Erdoğan spricht von friedlichen Kämpfern. Aber  tatsächlich herrschen seit Übernahme von Afrin barbarische Zustände. Das Zuhause und die Infrastruktur unzähliger kurdischer ZivilistInnen in Afrin wurde bombardiert und zerstört. Seit dem Einmarsch und der Plünderung in Afrin sind rund 250’000 ZivilistInnengeflüchtet, vor allem KurdInnen.
Erdoğan führt auch im Innern der Türkei Krieg gegen die KurdInnen. Ein autonomes kurdisches Gebiet an der Grenze zur Türkei kann er nicht tolerieren. Jegliche Spur von kurdischer Unabhängigkeit stellt für ihn eine Gefahr dar, die die Millionen von unterdrückten KurdInnen in der Türkei aktivieren und seine Machtposition bedrohen könnte. Erdoğans höchstes Ziel ist es, die kurdischen Kämpfer-Truppen auszulöschen und deren Gebiete im Westen Syriens zu übernehmen.

Imperialistische Interessen
Alle Handlungen der im Nahostkonflikt involvierten Akteure lassen sich einfach erklären: Es geht um die Übernahme von syrischem Boden und den dadurch möglich gemachten politischen und wirtschaftlichen Einfluss im Nahen Osten. Der syrische Bürgerkrieg ist nur scheinbar ein «Bürgerkrieg»: Syrien ist der Schauplatz einer Konfrontation von regionalen und imperialistischen Grossmächten.
Verschiedene Grossmächte, insbesondere die USA, haben sich in den letzten Jahren auf die kurdische YPG gestützt, die am vehementesten und erfolgreichsten gegen den IS gekämpft haben. Aber wie sich die Kräfteverhältnisse im Krieg verschieben, ändern sich auch die Allianzen. Wenn die kurdischen KämpferInnen gerade nicht mehr gebraucht werden, werden sie einfach weggeworfen. So haben die USA und Russland der Türkei freie Hand gelassen für ihre Zerstörung von Afrin.

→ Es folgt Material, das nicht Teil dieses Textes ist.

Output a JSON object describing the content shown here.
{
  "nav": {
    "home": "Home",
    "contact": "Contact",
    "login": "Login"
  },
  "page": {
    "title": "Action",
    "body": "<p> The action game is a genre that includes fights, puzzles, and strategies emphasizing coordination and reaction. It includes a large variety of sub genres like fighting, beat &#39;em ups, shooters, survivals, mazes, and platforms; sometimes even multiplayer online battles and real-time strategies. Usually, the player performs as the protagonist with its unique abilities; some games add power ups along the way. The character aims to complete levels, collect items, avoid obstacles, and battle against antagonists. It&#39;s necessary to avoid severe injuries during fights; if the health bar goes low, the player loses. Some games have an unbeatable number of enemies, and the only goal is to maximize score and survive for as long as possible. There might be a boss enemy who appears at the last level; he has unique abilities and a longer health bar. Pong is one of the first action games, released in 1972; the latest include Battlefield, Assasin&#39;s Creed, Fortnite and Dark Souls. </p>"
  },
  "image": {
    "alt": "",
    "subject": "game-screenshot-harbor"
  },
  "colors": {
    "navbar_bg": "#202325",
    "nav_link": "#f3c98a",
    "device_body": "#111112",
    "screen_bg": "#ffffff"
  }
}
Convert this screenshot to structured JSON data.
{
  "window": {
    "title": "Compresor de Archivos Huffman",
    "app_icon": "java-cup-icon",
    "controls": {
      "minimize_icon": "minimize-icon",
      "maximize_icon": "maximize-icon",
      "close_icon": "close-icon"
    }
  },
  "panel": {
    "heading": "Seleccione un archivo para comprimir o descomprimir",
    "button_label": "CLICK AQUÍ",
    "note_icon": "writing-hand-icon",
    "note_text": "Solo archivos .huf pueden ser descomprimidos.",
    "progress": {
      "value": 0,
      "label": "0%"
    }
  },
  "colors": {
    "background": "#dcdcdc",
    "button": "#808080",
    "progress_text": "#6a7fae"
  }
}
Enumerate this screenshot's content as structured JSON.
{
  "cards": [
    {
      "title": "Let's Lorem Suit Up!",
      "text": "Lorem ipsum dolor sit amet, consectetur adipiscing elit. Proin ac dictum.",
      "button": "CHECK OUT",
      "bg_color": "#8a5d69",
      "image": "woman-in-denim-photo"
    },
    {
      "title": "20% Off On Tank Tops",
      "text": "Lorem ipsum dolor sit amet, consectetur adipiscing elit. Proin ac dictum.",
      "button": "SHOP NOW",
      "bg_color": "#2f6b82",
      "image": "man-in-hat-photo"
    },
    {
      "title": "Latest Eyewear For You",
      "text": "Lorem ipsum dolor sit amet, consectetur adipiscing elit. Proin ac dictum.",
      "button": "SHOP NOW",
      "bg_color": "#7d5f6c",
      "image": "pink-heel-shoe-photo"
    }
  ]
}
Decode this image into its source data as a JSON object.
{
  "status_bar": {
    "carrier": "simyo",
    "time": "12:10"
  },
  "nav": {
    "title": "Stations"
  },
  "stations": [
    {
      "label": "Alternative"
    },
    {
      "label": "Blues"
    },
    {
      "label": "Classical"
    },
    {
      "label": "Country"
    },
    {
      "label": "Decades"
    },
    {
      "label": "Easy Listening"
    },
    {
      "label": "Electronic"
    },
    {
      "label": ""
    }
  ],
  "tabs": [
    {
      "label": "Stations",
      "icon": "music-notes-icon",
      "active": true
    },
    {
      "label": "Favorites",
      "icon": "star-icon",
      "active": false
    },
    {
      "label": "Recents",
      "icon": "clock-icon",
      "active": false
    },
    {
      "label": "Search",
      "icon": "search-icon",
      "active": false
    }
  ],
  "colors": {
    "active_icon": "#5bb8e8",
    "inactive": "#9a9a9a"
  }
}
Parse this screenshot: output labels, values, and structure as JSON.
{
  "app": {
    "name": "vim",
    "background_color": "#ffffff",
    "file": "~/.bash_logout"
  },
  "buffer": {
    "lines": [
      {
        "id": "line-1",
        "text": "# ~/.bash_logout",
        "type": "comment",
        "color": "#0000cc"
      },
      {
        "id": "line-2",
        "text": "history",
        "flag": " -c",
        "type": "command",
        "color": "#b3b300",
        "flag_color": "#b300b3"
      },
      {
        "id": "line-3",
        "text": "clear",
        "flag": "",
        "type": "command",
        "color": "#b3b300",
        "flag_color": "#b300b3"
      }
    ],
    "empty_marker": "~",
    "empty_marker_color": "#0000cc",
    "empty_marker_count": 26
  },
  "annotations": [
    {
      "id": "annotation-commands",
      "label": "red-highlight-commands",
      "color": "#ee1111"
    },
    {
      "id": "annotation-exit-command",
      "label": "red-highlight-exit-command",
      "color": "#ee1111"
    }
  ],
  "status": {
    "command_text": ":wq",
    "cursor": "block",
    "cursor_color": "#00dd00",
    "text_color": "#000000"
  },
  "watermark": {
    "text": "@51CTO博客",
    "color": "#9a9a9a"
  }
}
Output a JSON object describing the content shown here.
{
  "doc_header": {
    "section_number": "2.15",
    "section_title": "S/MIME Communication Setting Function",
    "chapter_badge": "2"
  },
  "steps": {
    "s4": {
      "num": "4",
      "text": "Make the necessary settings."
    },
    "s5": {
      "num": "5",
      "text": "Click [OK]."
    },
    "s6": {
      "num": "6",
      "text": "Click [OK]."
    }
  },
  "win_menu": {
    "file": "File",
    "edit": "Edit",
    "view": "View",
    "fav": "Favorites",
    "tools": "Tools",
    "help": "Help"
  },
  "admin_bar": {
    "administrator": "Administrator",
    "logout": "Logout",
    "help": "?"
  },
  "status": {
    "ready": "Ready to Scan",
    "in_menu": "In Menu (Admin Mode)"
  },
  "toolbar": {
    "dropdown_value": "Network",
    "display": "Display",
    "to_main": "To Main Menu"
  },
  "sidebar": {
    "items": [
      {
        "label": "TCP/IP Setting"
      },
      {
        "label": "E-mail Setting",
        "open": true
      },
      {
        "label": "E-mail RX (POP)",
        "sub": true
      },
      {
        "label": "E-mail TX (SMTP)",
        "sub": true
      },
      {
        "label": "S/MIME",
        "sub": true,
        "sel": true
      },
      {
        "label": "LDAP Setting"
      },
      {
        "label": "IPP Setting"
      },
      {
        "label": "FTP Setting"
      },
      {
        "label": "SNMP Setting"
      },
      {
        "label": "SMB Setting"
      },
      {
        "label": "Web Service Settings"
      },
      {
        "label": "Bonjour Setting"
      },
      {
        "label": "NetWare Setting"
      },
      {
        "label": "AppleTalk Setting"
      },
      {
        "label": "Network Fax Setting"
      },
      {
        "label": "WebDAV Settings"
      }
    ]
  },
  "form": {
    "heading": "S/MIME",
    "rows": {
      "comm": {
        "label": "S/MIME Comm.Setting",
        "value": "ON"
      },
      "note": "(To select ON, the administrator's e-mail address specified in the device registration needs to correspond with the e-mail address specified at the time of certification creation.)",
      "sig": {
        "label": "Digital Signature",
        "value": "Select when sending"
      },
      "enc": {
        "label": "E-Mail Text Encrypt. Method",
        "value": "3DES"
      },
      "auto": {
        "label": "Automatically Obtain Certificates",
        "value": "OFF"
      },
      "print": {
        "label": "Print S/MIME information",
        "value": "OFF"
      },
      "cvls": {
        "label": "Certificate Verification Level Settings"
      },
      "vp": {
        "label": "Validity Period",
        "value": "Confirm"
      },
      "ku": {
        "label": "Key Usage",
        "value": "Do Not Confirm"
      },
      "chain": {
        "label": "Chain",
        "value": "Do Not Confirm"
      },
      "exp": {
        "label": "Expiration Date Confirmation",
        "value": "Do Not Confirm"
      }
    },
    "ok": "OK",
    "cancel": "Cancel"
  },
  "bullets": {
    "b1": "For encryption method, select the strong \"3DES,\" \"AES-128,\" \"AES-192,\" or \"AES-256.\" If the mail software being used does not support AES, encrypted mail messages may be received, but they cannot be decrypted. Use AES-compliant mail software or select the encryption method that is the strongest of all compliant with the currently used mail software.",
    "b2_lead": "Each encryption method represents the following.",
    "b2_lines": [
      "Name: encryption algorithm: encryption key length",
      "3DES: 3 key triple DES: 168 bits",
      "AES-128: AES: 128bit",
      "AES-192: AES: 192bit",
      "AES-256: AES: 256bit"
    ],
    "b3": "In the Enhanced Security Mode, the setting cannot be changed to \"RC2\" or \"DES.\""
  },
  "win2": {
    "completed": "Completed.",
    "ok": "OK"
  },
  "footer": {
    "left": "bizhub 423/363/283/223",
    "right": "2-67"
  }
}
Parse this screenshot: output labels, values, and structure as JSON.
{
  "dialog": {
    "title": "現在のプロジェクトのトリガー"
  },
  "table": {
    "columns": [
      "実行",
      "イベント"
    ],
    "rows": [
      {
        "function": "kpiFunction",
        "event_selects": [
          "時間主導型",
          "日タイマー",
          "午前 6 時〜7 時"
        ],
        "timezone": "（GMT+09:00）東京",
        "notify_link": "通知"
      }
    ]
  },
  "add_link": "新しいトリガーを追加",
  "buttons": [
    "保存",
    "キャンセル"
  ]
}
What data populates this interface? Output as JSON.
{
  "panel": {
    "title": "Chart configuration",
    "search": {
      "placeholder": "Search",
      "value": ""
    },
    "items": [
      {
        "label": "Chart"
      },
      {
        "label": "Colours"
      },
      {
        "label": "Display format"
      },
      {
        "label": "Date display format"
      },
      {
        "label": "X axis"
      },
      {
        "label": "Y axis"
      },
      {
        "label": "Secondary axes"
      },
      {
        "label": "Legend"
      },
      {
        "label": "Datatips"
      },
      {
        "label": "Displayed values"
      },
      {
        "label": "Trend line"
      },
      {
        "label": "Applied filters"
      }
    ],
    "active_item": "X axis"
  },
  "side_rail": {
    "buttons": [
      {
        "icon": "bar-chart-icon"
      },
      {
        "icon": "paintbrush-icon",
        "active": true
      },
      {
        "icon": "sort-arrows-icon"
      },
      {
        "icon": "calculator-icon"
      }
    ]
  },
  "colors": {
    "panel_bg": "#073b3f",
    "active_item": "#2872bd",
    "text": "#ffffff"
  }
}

In diesem Streit um politischen Einfluss gibt es keinen Platz für ein unabhängiges Kurdistan, und jeglicher Kampf für ein freies Kurdistan steht den regionalen und imperialistischen Machthabern im Weg. Darin haben das Assad-Regime, die Türkei und der Iran ein gemeinsames Interesse: Sie alle wollen das kurdische Volk zum Schweigen bringen und den Kampf der YPG und aller kurdischen Bewegungen im Keim ersticken. Sie fürchten die kurdische Bewegung, die für Selbstbestimmung, Unabhängigkeit und Demokratie kämpft. Sie fürchten den Funken, der ein Feuer entfachen und alle KurdInnen in den Ländern um Syrien herum zum Aufstand mobilisieren kann.

Nur auf die eigenen Kräfte zählen
Für das kurdische Volk heisst das, dass es sich niemals auf imperialistische Grossmächte verlassen kann, die nur ihre eigenen kapitalistischen Interessen verfolgen. Es kann sich nur auf sich selber, auf alle KurdInnen im Irak, im Iran, in der Türkei und in Syrien und auf die internationale ArbeiterInnenklasse verlassen. Ihr Kampf ist derselbe den alle Lohnabhängigen weltweit gegen die Kapitalistenklasse führen: Jene die das kurdische Volk unterdrücken, sind dieselben die uns ArbeiterInnen ausbeuten. Deswegen gilt es diese Kämpfe zu verbinden. Es ist an den fortgeschrittensten Gruppen im Westen, die imperialistischen Machenschaften in Syrien zu entblössen und zu verurteilen und unsere gemeinsamen Interessen aufzuzeigen.